Lessen

34.2 De mentale gebieden vormen de overgang naar de Vierde Kosmische Levensgraad

 

In de zevende Lichtsfeer heeft de ziel het hoogste bewustzijn bereikt voor de aarde.   Daarna wordt de ziel aangetrokken door de overgangsplaneten van de Vierde Kosmische levensgraad: de mentale gebieden. De ziel gaat over naar de mentale gebieden.
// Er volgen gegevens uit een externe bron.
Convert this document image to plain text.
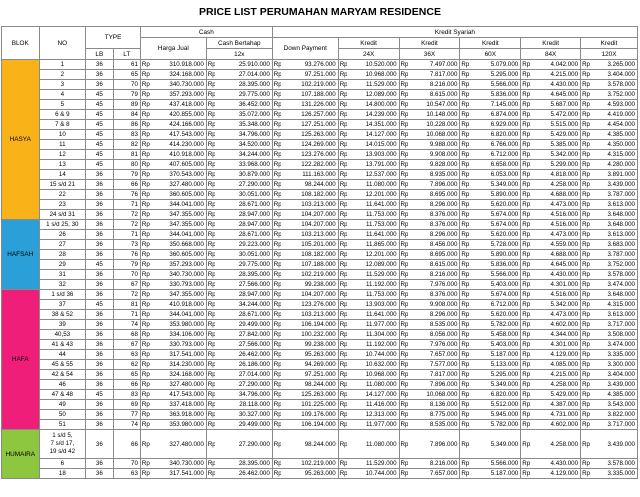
PRICE LIST PERUMAHAN MARYAM RESIDENCE
BLOK	NO	TYPE		Cash				Kredit Syariah											
				Harga Jual		Cash Bertahap		Down Payment		Kredit		Kredit		Kredit		Kredit		Kredit	
		LB	LT			12x				24X		36X		60X		84X		120X	
HASYA	1	36	61	Rp	310.918.000	Rp	25.910.000	Rp	93.276.000	Rp	10.520.000	Rp	7.497.000	Rp	5.079.000	Rp	4.042.000	Rp	3.265.000
	2	36	65	Rp	324.168.000	Rp	27.014.000	Rp	97.251.000	Rp	10.968.000	Rp	7.817.000	Rp	5.295.000	Rp	4.215.000	Rp	3.404.000
	3	36	70	Rp	340.730.000	Rp	28.395.000	Rp	102.219.000	Rp	11.529.000	Rp	8.216.000	Rp	5.566.000	Rp	4.430.000	Rp	3.578.000
	4	45	79	Rp	357.293.000	Rp	29.775.000	Rp	107.188.000	Rp	12.089.000	Rp	8.615.000	Rp	5.836.000	Rp	4.645.000	Rp	3.752.000
	5	45	89	Rp	437.418.000	Rp	36.452.000	Rp	131.226.000	Rp	14.800.000	Rp	10.547.000	Rp	7.145.000	Rp	5.687.000	Rp	4.593.000
	6 & 9	45	84	Rp	420.855.000	Rp	35.072.000	Rp	126.257.000	Rp	14.239.000	Rp	10.148.000	Rp	6.874.000	Rp	5.472.000	Rp	4.419.000
	7 & 8	45	86	Rp	424.166.000	Rp	35.348.000	Rp	127.251.000	Rp	14.351.000	Rp	10.228.000	Rp	6.929.000	Rp	5.515.000	Rp	4.454.000
	10	45	83	Rp	417.543.000	Rp	34.796.000	Rp	125.263.000	Rp	14.127.000	Rp	10.068.000	Rp	6.820.000	Rp	5.429.000	Rp	4.385.000
	11	45	82	Rp	414.230.000	Rp	34.520.000	Rp	124.269.000	Rp	14.015.000	Rp	9.988.000	Rp	6.766.000	Rp	5.385.000	Rp	4.350.000
	12	45	81	Rp	410.918.000	Rp	34.244.000	Rp	123.276.000	Rp	13.903.000	Rp	9.908.000	Rp	6.712.000	Rp	5.342.000	Rp	4.315.000
	13	45	80	Rp	407.605.000	Rp	33.968.000	Rp	122.282.000	Rp	13.791.000	Rp	9.828.000	Rp	6.658.000	Rp	5.299.000	Rp	4.280.000
	14	36	79	Rp	370.543.000	Rp	30.879.000	Rp	111.163.000	Rp	12.537.000	Rp	8.935.000	Rp	6.053.000	Rp	4.818.000	Rp	3.891.000
	15 s/d 21	36	66	Rp	327.480.000	Rp	27.290.000	Rp	98.244.000	Rp	11.080.000	Rp	7.896.000	Rp	5.349.000	Rp	4.258.000	Rp	3.439.000
	22	36	76	Rp	360.605.000	Rp	30.051.000	Rp	108.182.000	Rp	12.201.000	Rp	8.695.000	Rp	5.890.000	Rp	4.688.000	Rp	3.787.000
	23	36	71	Rp	344.041.000	Rp	28.671.000	Rp	103.213.000	Rp	11.641.000	Rp	8.296.000	Rp	5.620.000	Rp	4.473.000	Rp	3.613.000
	24 s/d 31	36	72	Rp	347.355.000	Rp	28.947.000	Rp	104.207.000	Rp	11.753.000	Rp	8.376.000	Rp	5.674.000	Rp	4.516.000	Rp	3.648.000
HAFSAH	1 s/d 25, 30	36	72	Rp	347.355.000	Rp	28.947.000	Rp	104.207.000	Rp	11.753.000	Rp	8.376.000	Rp	5.674.000	Rp	4.516.000	Rp	3.648.000
	26	36	71	Rp	344.041.000	Rp	28.671.000	Rp	103.213.000	Rp	11.641.000	Rp	8.296.000	Rp	5.620.000	Rp	4.473.000	Rp	3.613.000
	27	36	73	Rp	350.668.000	Rp	29.223.000	Rp	105.201.000	Rp	11.865.000	Rp	8.456.000	Rp	5.728.000	Rp	4.559.000	Rp	3.683.000
	28	36	76	Rp	360.605.000	Rp	30.051.000	Rp	108.182.000	Rp	12.201.000	Rp	8.695.000	Rp	5.890.000	Rp	4.688.000	Rp	3.787.000
	29	45	79	Rp	357.293.000	Rp	29.775.000	Rp	107.188.000	Rp	12.089.000	Rp	8.615.000	Rp	5.836.000	Rp	4.645.000	Rp	3.752.000
	31	36	70	Rp	340.730.000	Rp	28.395.000	Rp	102.219.000	Rp	11.529.000	Rp	8.216.000	Rp	5.566.000	Rp	4.430.000	Rp	3.578.000
	32	36	67	Rp	330.793.000	Rp	27.566.000	Rp	99.238.000	Rp	11.192.000	Rp	7.976.000	Rp	5.403.000	Rp	4.301.000	Rp	3.474.000
HAFA	1 s/d 36	36	72	Rp	347.355.000	Rp	28.947.000	Rp	104.207.000	Rp	11.753.000	Rp	8.376.000	Rp	5.674.000	Rp	4.516.000	Rp	3.648.000
	37	45	81	Rp	410.918.000	Rp	34.244.000	Rp	123.276.000	Rp	13.903.000	Rp	9.908.000	Rp	6.712.000	Rp	5.342.000	Rp	4.315.000
	38 & 52	36	71	Rp	344.041.000	Rp	28.671.000	Rp	103.213.000	Rp	11.641.000	Rp	8.296.000	Rp	5.620.000	Rp	4.473.000	Rp	3.613.000
	39	36	74	Rp	353.980.000	Rp	29.499.000	Rp	106.194.000	Rp	11.977.000	Rp	8.535.000	Rp	5.782.000	Rp	4.602.000	Rp	3.717.000
	40,53	36	68	Rp	334.106.000	Rp	27.842.000	Rp	100.232.000	Rp	11.304.000	Rp	8.056.000	Rp	5.458.000	Rp	4.344.000	Rp	3.508.000
	41 & 43	36	67	Rp	330.793.000	Rp	27.566.000	Rp	99.238.000	Rp	11.192.000	Rp	7.976.000	Rp	5.403.000	Rp	4.301.000	Rp	3.474.000
	44	36	63	Rp	317.541.000	Rp	26.462.000	Rp	95.263.000	Rp	10.744.000	Rp	7.657.000	Rp	5.187.000	Rp	4.129.000	Rp	3.335.000
	45 & 55	36	62	Rp	314.230.000	Rp	26.186.000	Rp	94.269.000	Rp	10.632.000	Rp	7.577.000	Rp	5.133.000	Rp	4.085.000	Rp	3.300.000
	42 & 54	36	65	Rp	324.168.000	Rp	27.014.000	Rp	97.251.000	Rp	10.968.000	Rp	7.817.000	Rp	5.295.000	Rp	4.215.000	Rp	3.404.000
	46	36	66	Rp	327.480.000	Rp	27.290.000	Rp	98.244.000	Rp	11.080.000	Rp	7.896.000	Rp	5.349.000	Rp	4.258.000	Rp	3.439.000
	47 & 48	45	83	Rp	417.543.000	Rp	34.796.000	Rp	125.263.000	Rp	14.127.000	Rp	10.068.000	Rp	6.820.000	Rp	5.429.000	Rp	4.385.000
	49	36	69	Rp	337.418.000	Rp	28.118.000	Rp	101.225.000	Rp	11.416.000	Rp	8.136.000	Rp	5.512.000	Rp	4.387.000	Rp	3.543.000
	50	36	77	Rp	363.918.000	Rp	30.327.000	Rp	109.176.000	Rp	12.313.000	Rp	8.775.000	Rp	5.945.000	Rp	4.731.000	Rp	3.822.000
	51	36	74	Rp	353.980.000	Rp	29.499.000	Rp	106.194.000	Rp	11.977.000	Rp	8.535.000	Rp	5.782.000	Rp	4.602.000	Rp	3.717.000
HUMAIRA	1 s/d 5,
7 s/d 17,
19 s/d 42	36	66	Rp	327.480.000	Rp	27.290.000	Rp	98.244.000	Rp	11.080.000	Rp	7.896.000	Rp	5.349.000	Rp	4.258.000	Rp	3.439.000
	6	36	70	Rp	340.730.000	Rp	28.395.000	Rp	102.219.000	Rp	11.529.000	Rp	8.216.000	Rp	5.566.000	Rp	4.430.000	Rp	3.578.000
	18	36	63	Rp	317.541.000	Rp	26.462.000	Rp	95.263.000	Rp	10.744.000	Rp	7.657.000	Rp	5.187.000	Rp	4.129.000	Rp	3.335.000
Hier legt de ziel het geesteslichaam af en maakt zich klaar om aangetrokken te worden door de eerste planeet van de Vierde Kosmische Levensgraad. De mentale gebieden zijn te vergelijken met de wereld van het onbewuste waarin de ziel zich klaarmaakt voor de wedergeboorte op aarde. Het verschil met de wereld van het onbewuste is wel, dat de ziel in de mentale gebieden bewust blijft. De mentale gebieden behoren al tot de Vierde Kosmische Levensgraad:

-Eerst daarna, ik heb je dat verteld en duidelijk gemaakt, ga ik in de mentale gebieden over en word ik door de vierde graad, de eerste overgangsplaneten dan, aangetrokken.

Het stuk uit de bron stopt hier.